Pese a que la fase de envero de la uva transcurre, principalmente, entre los meses de julio y agosto, el envero de cada uva apenas dura uno o dos días. En esta época, en la que un viñedo completo puede enverar en unas dos semanas -aproximadamente- el crecimiento de la uva se detiene para dar paso a la aparición de los pigmentos característicos de cada variedad que relevarán al verde característico de la clorofila.

Al inicio, antes del envero, la clorofila tiñe de verde las uvas.

Asimismo, durante la fase de envero, es cuando la piel de las uvas -el hollejo- adquiere el aroma característico de cada variedad de vid -En Rioja: uva tinta (tempranillo, garnacha, graciano, mazuelo y maturana tinta) y uva blanca (viura, malvasía, garnacha blanca, tempranillo blanco, maturana blanca, verdejo, turruntés, chardonnay y sauvignon blanc)-, fundamental para la posterior elaboración del vino.

Envero y embero

No deben confundirse los términos envero y embero pues, si bien el primero atañe a los cambios experimentados por la uva en las semanas anteriores a la vendimia, el segundo –embero– es un árbol de la familia de las meliáceas, propio del África ecuatorial, cuya madera (de dureza media) está clasificada entre las nobles.

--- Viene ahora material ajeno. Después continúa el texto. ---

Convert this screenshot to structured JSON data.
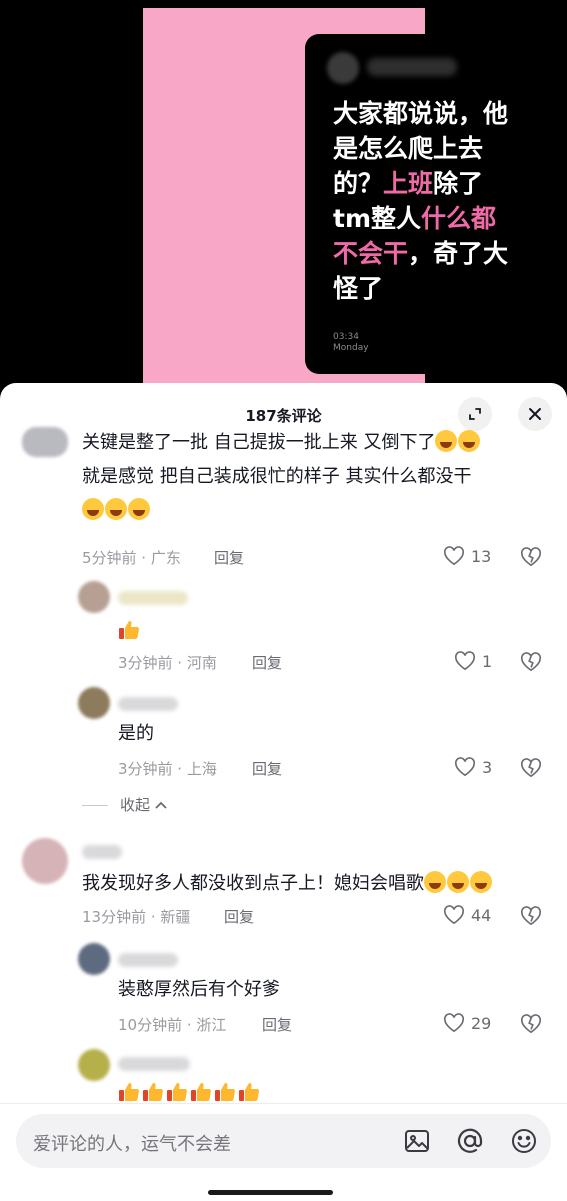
{
  "post_image": {
    "text_lines": [
      [
        {
          "t": "大家都说说，他",
          "pink": false
        }
      ],
      [
        {
          "t": "是怎么爬上去",
          "pink": false
        }
      ],
      [
        {
          "t": "的？",
          "pink": false
        },
        {
          "t": "上班",
          "pink": true
        },
        {
          "t": "除了",
          "pink": false
        }
      ],
      [
        {
          "t": "tm整人",
          "pink": false
        },
        {
          "t": "什么都",
          "pink": true
        }
      ],
      [
        {
          "t": "不会干",
          "pink": true
        },
        {
          "t": "，奇了大",
          "pink": false
        }
      ],
      [
        {
          "t": "怪了",
          "pink": false
        }
      ]
    ],
    "time": "03:34",
    "day": "Monday"
  },
  "sheet": {
    "title": "187条评论",
    "expand_icon": "expand-icon",
    "close_icon": "close-icon"
  },
  "comments": [
    {
      "line1": "关键是整了一批  自己提拔一批上来  又倒下了",
      "line1_emoji": 2,
      "line2": "就是感觉 把自己装成很忙的样子  其实什么都没干",
      "line3_emoji": 3,
      "meta": "5分钟前 · 广东",
      "reply": "回复",
      "likes": "13"
    },
    {
      "text_emoji": "thumbs-up",
      "meta": "3分钟前 · 河南",
      "reply": "回复",
      "likes": "1"
    },
    {
      "text": "是的",
      "meta": "3分钟前 · 上海",
      "reply": "回复",
      "likes": "3"
    },
    {
      "text": "我发现好多人都没收到点子上！媳妇会唱歌",
      "text_emoji": 3,
      "meta": "13分钟前 · 新疆",
      "reply": "回复",
      "likes": "44"
    },
    {
      "text": "装憨厚然后有个好爹",
      "meta": "10分钟前 · 浙江",
      "reply": "回复",
      "likes": "29"
    },
    {
      "text_emoji": "thumbs-up x6"
    }
  ],
  "collapse": {
    "label": "收起",
    "icon": "chevron-up-icon"
  },
  "input": {
    "placeholder": "爱评论的人，运气不会差",
    "icons": [
      "image-icon",
      "at-icon",
      "emoji-icon"
    ]
  },
  "colors": {
    "accent_pink": "#f06aa7",
    "frame_pink": "#f8a7c6",
    "text": "#161823",
    "meta": "#9a9ba1"
  }
}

Cada uva experimenta un envero particular que colorea el racimo grano a grano.

Envero o véraison de la uva

La química juega un papel fundamental en el desarrollo y maduración de la uva. En este sentido, durante su crecimiento, las sustancias presentes en la vid varían de tal forma que son capaces de engordar y teñir cada uva de manera individual. En este proceso participan:

  • Azúcares: hexosas, como la glucosa.
  • Ácidos: tartárico, málico, cítrico.
  • Compuestos fenólicos o polifenoles: antocianinas, taninos, catequinas (aportan color, gusto y estructura de los vinos).

Variación de los niveles de azúcar durante el envero

El envero supone, además de una variación de la tonalidad de la uva, la modificación de los niveles de azúcar presentes en la uva, que evoluciona desde los 10-15 gramos/litro de mosto hasta multiplicarse por diez (150-200 gramos/litro de mosto). Durante la fase de envero, los azúcares -que posteriormente darán pasado al grado de alcohol del vino- modifican su estructura, siendo los iniciales principalmente glucosa (85% glucosa y 15% fructosa sobre el 100% de azúcar) hasta alcanzar niveles de fructosa del 95%.

No obstante, además de sobre los niveles de azúcar, durante el envero la vid experimenta otros cambios sustanciales a nivel de los polifenoles, unas sustancias que -a la postre- serán las responsables de aportar el color, el gusto y la estructura a los vinos de las grandes bodegas de Rioja. Estos polifenoles (o compuestos fenólicos) sustituyen -de manera muy rápida- a la clorofila durante el envero.

Los altos niveles de colorofila de la uva, además de aportar un característico color verde, hacen que la vid se comporte como una planta herbácea y no como una baya, un fruto. En el envero, los compuestos fenólicos (antocianos y taninos) modifican su concentración desde las pepitas -ubicación inicial- hasta la pulpa y la piel (hollejo), inundando, por completo- cada una de las uvas del racimo.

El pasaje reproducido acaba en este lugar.